Inv.nr. A 2248 Rijksmuseum, Amsterdam / IB nummer 47954 RKD

bevat
 

Frans van der Mijn, Portret van Jan Pranger (1700-1773), met een tot slaaf gemaakte bediende, 1742, collectie Rijksmuseum, Amsterdam.


Hoe zou het leven van deze zwarte man eruit hebben gezien? Hij lijkt wat ouder dan de meeste zwarte geportretteerden. In de omschrijving staat hij genoemd als bediende. Helaas is verder nog weinig over hem bekend.
 

De witte man op het schilderij is Jan Pranger. Hij was van 1730 tot 1734 directeur-generaal van de West-Indische Compagnie aan de Goudkust (het huidige Ghana) in West-Afrika.
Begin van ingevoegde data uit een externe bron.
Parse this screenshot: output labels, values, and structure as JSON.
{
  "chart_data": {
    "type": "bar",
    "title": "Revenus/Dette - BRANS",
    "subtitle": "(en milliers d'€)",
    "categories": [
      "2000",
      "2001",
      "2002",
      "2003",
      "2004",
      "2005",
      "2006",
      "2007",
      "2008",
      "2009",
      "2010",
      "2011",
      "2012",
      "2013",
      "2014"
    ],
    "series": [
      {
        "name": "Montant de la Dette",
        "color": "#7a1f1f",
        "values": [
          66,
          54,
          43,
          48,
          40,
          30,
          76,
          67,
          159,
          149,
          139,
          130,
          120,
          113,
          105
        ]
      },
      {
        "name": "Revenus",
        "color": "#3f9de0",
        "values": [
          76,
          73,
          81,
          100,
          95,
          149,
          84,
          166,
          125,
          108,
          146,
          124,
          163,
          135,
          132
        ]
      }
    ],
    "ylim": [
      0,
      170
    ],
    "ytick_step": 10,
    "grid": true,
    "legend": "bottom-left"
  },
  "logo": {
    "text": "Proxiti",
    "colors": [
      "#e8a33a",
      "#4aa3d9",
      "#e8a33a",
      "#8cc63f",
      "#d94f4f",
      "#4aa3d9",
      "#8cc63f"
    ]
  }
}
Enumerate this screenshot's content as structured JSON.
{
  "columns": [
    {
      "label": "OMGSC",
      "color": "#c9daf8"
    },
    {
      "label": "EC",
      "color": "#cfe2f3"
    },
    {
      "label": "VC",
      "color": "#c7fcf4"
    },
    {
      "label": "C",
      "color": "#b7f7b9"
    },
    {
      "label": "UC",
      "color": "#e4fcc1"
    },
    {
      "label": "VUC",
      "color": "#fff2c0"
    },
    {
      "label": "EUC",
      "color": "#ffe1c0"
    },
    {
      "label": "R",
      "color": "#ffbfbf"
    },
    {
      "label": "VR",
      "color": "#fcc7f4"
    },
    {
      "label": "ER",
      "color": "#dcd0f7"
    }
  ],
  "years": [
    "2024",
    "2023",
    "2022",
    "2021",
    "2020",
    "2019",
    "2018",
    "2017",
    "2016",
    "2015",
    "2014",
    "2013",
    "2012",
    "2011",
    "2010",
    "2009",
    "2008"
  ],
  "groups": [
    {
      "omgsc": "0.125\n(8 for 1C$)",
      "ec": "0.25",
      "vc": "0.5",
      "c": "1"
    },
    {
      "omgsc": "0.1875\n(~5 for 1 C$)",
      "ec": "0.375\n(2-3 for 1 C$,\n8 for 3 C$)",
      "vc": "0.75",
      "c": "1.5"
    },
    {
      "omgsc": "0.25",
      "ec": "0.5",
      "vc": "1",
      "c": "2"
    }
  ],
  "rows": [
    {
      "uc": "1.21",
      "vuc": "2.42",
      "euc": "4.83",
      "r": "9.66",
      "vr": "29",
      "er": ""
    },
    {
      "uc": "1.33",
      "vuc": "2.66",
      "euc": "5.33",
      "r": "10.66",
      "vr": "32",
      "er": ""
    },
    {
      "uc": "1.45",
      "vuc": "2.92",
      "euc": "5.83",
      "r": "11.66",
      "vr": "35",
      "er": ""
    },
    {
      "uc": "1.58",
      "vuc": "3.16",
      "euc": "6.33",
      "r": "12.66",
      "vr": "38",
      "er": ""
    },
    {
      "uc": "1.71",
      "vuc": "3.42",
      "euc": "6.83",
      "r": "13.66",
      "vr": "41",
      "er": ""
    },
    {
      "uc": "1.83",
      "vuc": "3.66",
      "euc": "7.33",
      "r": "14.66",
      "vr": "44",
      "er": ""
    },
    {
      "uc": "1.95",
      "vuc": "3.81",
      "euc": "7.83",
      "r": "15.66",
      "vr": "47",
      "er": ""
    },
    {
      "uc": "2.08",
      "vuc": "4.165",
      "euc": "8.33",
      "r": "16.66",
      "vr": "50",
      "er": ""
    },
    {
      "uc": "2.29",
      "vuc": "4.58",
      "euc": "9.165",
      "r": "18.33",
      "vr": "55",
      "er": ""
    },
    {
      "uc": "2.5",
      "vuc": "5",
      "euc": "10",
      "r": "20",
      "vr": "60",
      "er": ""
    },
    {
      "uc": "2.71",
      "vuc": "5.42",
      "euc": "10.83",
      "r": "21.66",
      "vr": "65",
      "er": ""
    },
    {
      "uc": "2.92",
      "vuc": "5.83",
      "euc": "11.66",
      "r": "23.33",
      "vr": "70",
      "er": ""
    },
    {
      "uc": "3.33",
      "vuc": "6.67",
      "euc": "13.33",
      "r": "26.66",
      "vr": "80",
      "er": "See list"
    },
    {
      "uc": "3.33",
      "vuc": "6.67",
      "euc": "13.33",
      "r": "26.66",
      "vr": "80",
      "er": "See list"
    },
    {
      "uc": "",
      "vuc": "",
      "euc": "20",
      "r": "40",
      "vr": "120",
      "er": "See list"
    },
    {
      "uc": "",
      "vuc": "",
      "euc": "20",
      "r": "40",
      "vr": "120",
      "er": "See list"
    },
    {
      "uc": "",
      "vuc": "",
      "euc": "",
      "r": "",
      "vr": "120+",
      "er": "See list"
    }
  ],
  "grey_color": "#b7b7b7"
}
Op de website van het Rijksmuseum
staat over dit portret: “Alles benadrukt het belang van zijn functie: de tot slaaf gemaakte man met parasol, de commandostaf en het logo GWC – Geoctrooieerde Westindische Compagnie – op het tafelkleed.”

 

bron

https://www.rijksmuseum.nl/nl/collectie/SK-A-2248

Inv.nr. SK-A-2350 Rijksmuseum, Amsterdam / IB nummer onbekend RKD

bevat

 

Aelbert Cuyp, Dubbelportret van een opperkoopman van de VOC met zijn vrouw en tot slaaf gemaakte bediende; op de achtergrond een retourvloot voor de rede van Batavia, 1650-1655, collectie Rijksmuseum, Amsterdam
De man op dit schilderij wordt omschreven als tot slaaf gemaakte bediende. Hij houdt een parasol vast. In de Javaanse cultuur was dat een teken van status. Meer is helaas nog niet bekend over hem.


De witte man op het schilderij is vermoedelijk Jacob Martensen, opperkoopman van de VOC, met daarnaast zijn vrouw. Op de achtergrond is het kasteel van Batavia (het huidige Jakarta) zichtbaar en zie je de retourvloot van de VOC die gereed ligt op de rede. Als teken van 
verbondenheid wijst de koopman met zijn stok naar de schepen.